3. create tar files (This assumes you have at least twice the currently used space in each of the new partitons. If not, choose a different location where space is available to create the tar files, or do just one filesystem at a time and use the other partition as the location to create that file.)
# tar cvf /mnt/home/home.tar /home
# tar cvf /mnt/var/var.tar /var
4. Now extract the tarball to the new partitions
# cd /mnt
# tar xvf home/home.tar
# tar xvf var/var.tar
5. do a quick verification of the completeness of both new sets of files extracted.
A quick way to check it is close is
du -s /var
du -s /mnt/var
The numbers should be very close if not exact.

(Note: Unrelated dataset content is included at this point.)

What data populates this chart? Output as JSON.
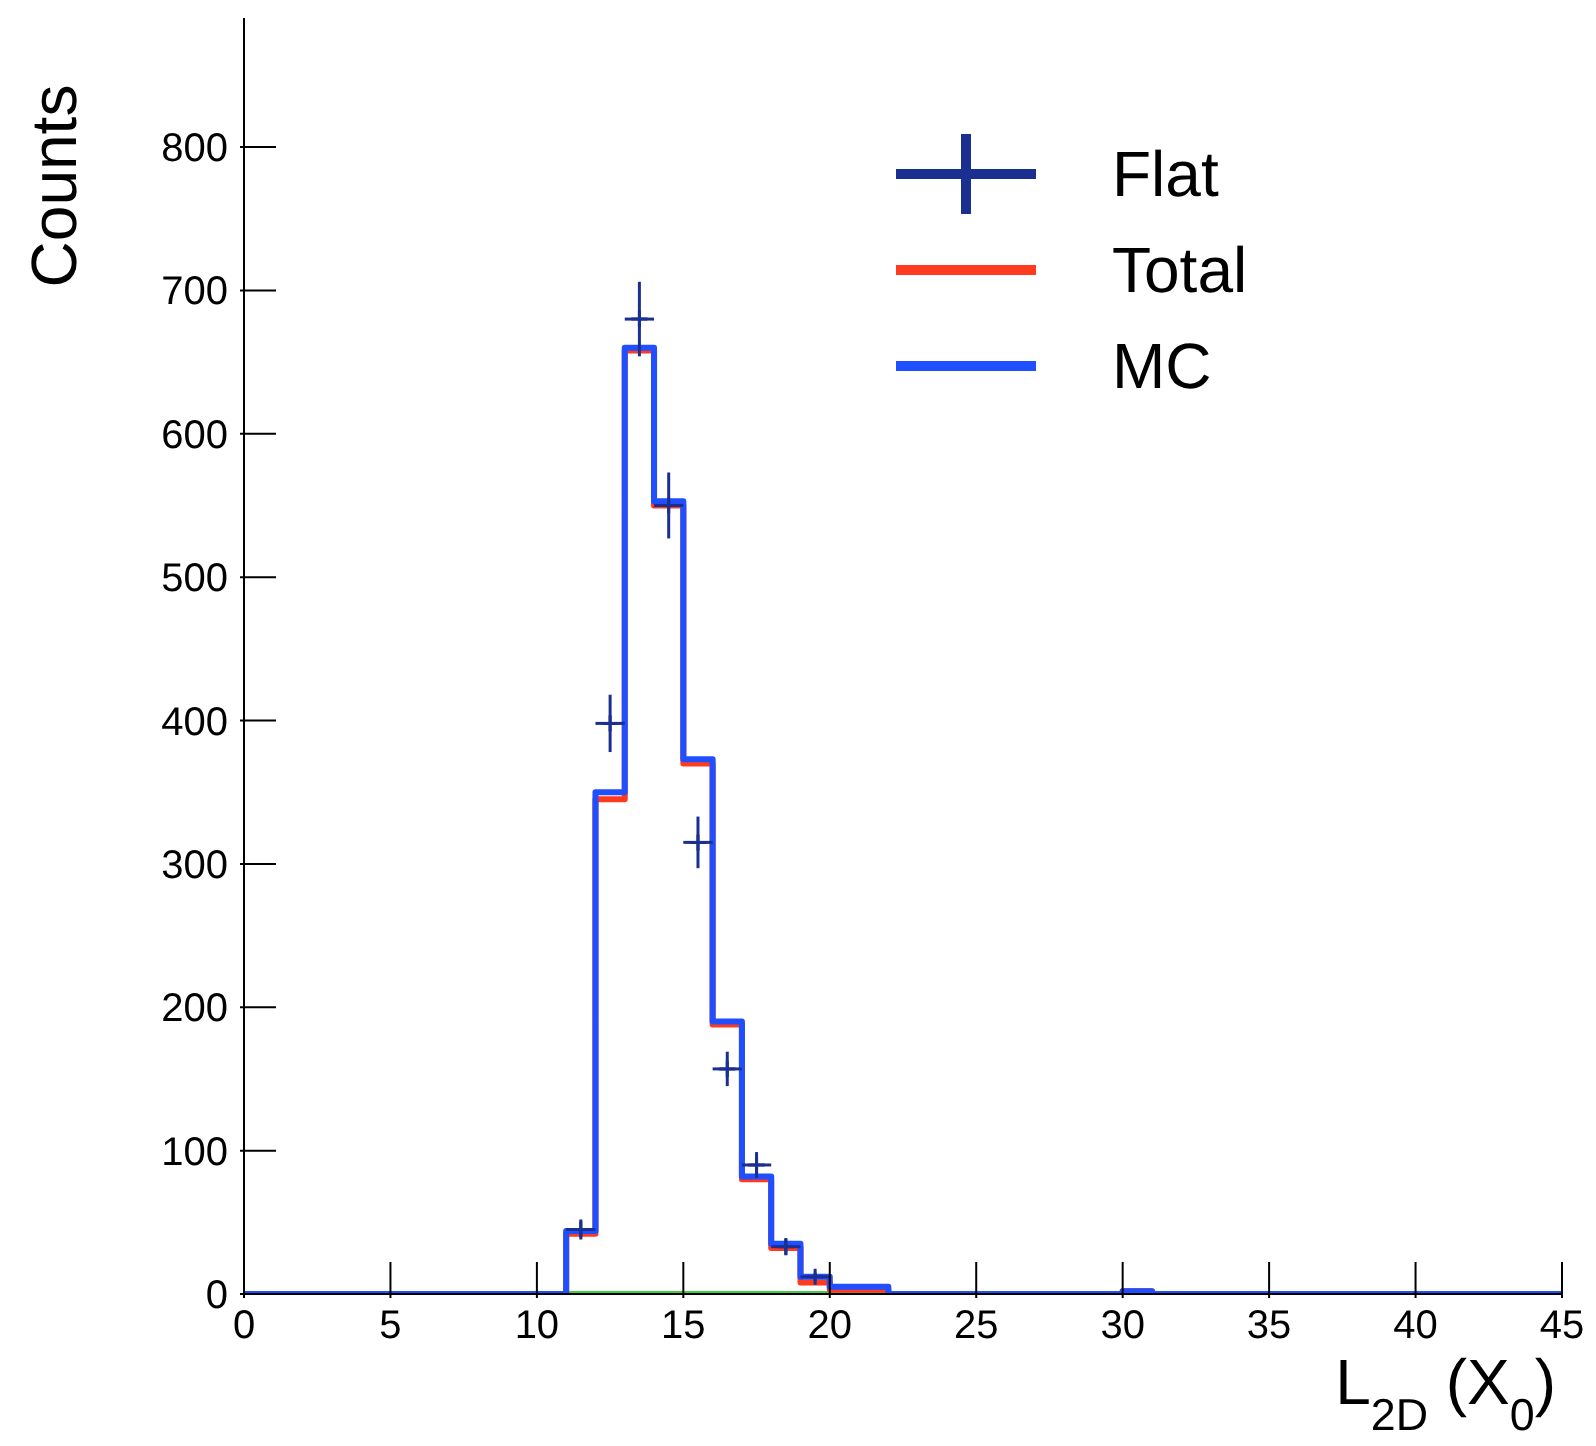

6. (this one can be done now or later) If step 5 appears good then do # rm /mnt/home.tar /mnt/var/var.tar
7. Now comes the hard (easy??) part -- actually putting the new filesystems on the mount point.
a. Edit /etc/fstab to make sure the new partitons will be mounted on /home and /var
eg. /dev/hdb1 /home ext3 defaults 1 2
/dev/hdb2 /var ext3 defaults 1 2
b. You must remove the old contents of /home and /var _before_ you mount the new partions at that point so you have that space available. (If you do not, the space will not be available and the clearing cannot be done with the filesystem mounted at that point)
(carefull on the spelling with this one)
# rm -rf /home/*
then
# rm -rf /var/*
c: Reboot
If you have carefully followed all the steps above, now reboot and everything will be on the new filesystems and space previously used will be free.
Hi all
Hope I'm not being obvious here or have missed something!!
What happens about the mkfs?
Surely he has to make the file systems on the partitions BEFORE he can copy on to them or mount them.
mkfs -t ext3 /dev/hdb1 -c -c
takes a while with the 2 -c, but it will do a complete surface check, miss it if you are sure the disk is ok
Laurence
You are right and he needs to do that before he does step two above.
I would use " mke2fs -j /dev/hdbX " for each of the new partitions.
I don't really think he needs the -c options since he says this is a new disk, but it never hurts and the only cost is time.